選手の姿勢、情熱についてはむしろポジティブだ。村林は何人かの選手の名を挙げて、ファンへの“神対応”を絶賛する。「トヨタ車体の笠原謙哉と藤本純季は、いつでも試合終了後にずっとサインをしています。高智海吏も一人残って1時間以上もサインをしていた。誰かがコントロールするのでなく、選手が自主的にやっている。笠原くんは3月5日の(ホーム最終戦の)前に1か月間くらい、地元の小学校をずっと回っていました」。
村林はこう続ける。「彼らは十分に意識改革ができている。子供たちにハンドボールを見てもらいたい、してもらいたいという気持ちに満ち溢れている。だから彼らをもっとサポートしたいし、みんなが彼らを見習うようにしていきたい」。
クラブチームと企業チームの共存へ
来季は女子リーグに2チームが新しく参入する。「大阪ラヴィッツ」はクラブチーム。村林は「大都市のチームが、リーグの発展のために抜けていた部分」という側面からも期待を口にする。富山県に本拠を置く「アランマーレ」は企業チームだが、事業部として収支を考えて運営するクラブに近いスタイルだ。
見るスポーツ化という部分で村林にはアイデアがある。「ほとんどのチームはファンがみんなで歌う応援歌がない。それを作ろうとこれから提案します。希望するならば全チームの歌を作る準備もしている。佐賀の雰囲気、三重の雰囲気と、アリーナの雰囲気を作りたい。それができると、社員も地域の人たちも来たがるようになる」。
村林は「行くたびに応援団長と必ず話をしています。彼らが集客のためには本当に大事な人」とも言う。ハンドボールの「見るスポーツ化」を図るなら、現場以外との連携も必要だ。
ハンドボールが秘める可能性
村林の下「見るスポーツ化」を図り、生き残りと自立を成し遂げることができるか 【写真提供:日本ハンドボールリーグ機構】
世界最高峰のハンドボールを観戦する体験は、他競技の関係者にとっても発見を得るチャンスだ。そもそもこの競技の魅力、競技性が日本に根付けば、他競技にもポジティブな影響を与える可能性が高い。村林もこう言う。

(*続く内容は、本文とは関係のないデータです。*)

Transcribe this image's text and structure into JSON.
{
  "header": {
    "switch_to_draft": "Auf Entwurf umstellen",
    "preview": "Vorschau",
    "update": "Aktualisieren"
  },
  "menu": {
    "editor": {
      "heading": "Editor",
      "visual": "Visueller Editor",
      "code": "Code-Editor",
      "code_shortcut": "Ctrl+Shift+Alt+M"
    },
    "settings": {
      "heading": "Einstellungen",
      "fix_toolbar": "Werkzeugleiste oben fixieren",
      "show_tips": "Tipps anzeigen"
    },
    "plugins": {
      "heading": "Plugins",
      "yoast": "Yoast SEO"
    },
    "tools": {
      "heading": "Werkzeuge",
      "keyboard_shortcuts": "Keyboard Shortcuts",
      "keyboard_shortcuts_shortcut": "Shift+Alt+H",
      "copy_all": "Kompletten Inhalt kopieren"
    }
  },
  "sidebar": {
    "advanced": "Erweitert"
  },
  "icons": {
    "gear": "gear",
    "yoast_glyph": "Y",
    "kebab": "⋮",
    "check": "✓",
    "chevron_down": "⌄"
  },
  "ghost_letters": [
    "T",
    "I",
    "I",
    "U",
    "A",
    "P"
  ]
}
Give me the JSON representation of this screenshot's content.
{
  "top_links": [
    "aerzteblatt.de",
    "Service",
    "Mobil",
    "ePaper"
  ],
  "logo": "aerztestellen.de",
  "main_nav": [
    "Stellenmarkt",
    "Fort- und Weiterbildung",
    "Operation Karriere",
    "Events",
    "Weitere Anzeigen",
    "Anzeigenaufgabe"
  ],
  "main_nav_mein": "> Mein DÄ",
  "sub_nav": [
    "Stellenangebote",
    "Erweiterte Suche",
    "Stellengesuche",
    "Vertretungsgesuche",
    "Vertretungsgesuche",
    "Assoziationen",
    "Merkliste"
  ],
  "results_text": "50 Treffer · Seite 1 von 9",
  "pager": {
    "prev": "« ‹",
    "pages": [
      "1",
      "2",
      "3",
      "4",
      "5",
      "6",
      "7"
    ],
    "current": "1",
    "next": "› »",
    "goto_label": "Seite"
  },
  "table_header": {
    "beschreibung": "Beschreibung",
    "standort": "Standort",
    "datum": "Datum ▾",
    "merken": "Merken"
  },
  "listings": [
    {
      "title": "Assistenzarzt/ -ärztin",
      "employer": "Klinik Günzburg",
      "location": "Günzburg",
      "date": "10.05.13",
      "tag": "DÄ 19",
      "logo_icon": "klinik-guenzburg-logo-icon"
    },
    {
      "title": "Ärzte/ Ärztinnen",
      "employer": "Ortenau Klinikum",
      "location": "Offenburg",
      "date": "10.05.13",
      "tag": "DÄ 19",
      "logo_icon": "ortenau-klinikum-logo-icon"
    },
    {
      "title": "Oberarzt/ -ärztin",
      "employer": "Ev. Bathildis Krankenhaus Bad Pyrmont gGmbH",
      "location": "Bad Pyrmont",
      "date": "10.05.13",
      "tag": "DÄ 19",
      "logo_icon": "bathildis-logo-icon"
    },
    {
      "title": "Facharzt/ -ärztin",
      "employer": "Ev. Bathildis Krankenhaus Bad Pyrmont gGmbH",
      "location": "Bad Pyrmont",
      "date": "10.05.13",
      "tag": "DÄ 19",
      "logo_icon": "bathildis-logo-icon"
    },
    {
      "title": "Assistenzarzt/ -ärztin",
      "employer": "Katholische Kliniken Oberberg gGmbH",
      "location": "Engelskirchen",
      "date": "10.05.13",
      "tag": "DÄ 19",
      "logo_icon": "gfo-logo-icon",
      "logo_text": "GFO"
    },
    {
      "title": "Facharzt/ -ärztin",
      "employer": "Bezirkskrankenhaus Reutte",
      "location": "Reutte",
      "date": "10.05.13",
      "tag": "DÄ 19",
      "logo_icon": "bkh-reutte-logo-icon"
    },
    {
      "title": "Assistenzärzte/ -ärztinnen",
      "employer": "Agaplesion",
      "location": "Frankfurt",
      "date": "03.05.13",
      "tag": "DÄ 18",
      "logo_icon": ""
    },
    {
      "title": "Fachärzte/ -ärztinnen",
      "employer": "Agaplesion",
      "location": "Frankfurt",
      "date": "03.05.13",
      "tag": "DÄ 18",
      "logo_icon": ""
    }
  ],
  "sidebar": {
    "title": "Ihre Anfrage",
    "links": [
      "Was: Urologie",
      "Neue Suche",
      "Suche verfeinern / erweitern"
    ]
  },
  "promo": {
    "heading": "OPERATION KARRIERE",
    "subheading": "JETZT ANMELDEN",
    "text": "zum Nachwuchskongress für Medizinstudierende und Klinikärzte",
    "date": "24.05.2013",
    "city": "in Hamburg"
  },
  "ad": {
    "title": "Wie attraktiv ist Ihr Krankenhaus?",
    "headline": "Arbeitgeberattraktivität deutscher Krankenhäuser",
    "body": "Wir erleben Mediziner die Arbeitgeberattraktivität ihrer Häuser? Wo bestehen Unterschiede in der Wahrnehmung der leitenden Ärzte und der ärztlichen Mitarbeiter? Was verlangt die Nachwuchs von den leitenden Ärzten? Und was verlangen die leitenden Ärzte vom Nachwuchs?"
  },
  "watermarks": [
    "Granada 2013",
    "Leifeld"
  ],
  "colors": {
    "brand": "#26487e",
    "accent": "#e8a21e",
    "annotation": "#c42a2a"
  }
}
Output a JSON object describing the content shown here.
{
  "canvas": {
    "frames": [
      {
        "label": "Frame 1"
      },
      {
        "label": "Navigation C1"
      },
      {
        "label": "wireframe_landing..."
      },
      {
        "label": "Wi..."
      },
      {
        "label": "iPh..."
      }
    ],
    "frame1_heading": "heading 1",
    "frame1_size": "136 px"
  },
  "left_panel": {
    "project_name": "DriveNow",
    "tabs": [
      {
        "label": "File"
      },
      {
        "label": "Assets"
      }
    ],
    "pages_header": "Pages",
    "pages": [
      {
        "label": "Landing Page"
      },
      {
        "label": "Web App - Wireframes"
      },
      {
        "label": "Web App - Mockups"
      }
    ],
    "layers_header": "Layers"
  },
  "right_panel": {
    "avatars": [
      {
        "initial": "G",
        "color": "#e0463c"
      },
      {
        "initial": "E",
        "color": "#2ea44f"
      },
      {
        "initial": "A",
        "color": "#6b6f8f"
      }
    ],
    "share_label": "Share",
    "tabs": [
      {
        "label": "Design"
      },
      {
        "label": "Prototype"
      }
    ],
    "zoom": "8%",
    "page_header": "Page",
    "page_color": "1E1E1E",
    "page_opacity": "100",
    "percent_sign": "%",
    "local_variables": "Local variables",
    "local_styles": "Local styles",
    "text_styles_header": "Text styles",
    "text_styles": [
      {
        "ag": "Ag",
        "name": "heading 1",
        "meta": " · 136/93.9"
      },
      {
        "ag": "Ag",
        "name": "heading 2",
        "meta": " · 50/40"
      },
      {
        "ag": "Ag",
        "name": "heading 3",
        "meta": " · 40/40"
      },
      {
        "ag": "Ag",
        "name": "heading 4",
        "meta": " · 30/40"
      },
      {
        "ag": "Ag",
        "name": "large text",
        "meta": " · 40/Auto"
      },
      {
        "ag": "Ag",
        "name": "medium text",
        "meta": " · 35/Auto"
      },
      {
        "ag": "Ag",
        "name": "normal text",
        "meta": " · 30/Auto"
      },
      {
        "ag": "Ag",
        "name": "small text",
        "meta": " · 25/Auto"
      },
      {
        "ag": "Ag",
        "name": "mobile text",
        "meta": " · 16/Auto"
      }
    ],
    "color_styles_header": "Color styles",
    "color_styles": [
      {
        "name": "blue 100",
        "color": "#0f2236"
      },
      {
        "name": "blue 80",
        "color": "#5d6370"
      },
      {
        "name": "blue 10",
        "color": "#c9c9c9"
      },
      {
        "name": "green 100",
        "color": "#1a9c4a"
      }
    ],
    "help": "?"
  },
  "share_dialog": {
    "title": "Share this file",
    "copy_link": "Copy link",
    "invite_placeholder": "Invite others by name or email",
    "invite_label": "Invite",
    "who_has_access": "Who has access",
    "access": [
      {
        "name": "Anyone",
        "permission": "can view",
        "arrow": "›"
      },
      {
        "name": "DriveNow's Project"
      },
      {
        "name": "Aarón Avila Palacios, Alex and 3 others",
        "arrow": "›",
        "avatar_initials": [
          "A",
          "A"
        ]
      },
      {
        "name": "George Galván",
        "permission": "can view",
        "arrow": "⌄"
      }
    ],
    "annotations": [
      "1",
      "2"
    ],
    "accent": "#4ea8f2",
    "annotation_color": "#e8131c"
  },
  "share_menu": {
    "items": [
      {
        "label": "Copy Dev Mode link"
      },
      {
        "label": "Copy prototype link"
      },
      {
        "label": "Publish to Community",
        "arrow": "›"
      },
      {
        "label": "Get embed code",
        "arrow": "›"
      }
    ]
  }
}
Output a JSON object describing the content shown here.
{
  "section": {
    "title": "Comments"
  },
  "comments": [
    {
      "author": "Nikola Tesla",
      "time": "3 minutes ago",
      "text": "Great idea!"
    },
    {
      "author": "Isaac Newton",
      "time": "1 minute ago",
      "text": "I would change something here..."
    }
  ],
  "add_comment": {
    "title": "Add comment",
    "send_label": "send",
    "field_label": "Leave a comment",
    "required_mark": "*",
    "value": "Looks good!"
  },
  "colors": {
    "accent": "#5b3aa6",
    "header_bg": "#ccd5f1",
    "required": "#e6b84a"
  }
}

「日本リーグのある監督は『サッカー選手はハンドボールの練習をした方がいい』と言うんです。ハンドボールは狭いスペースに入り込むための横の動き、縦の動きと、ステップを徹底的にやります。あれを覚えたら、すごく有効ですよと言っていました」
またハンドボールはシュートの本数が多くて成功率も高く、ゴールキーパーが主役になる種目だ。近距離のシュートを止める技術は、おそらくサッカー以上だろう。実際にサッカーの世界ではピーター・シュマイケル(元デンマーク代表)、マヌエル・ノイアー(ドイツ代表)などハンドボールのゴールキーパーを経験したり模範とする名キーパーが生まれている。さまざまなスポーツのカルチャーが有機的につながり、日本スポーツの「生態系」が豊かになるという意味でも、ハンドボール界の発展は意味がある。
ただし、その前提はハンドボール界の生き残りと自立。それは村林がリーグの法人化に動き、見るスポーツ化に向けた地道な取り組みを進める理由だ。選手の健気な奮闘やハンドボールの街の活気といった「芽」を、花として果実として全国にどう広げるか――。その下地作りが、彼の進めるべき仕事になる。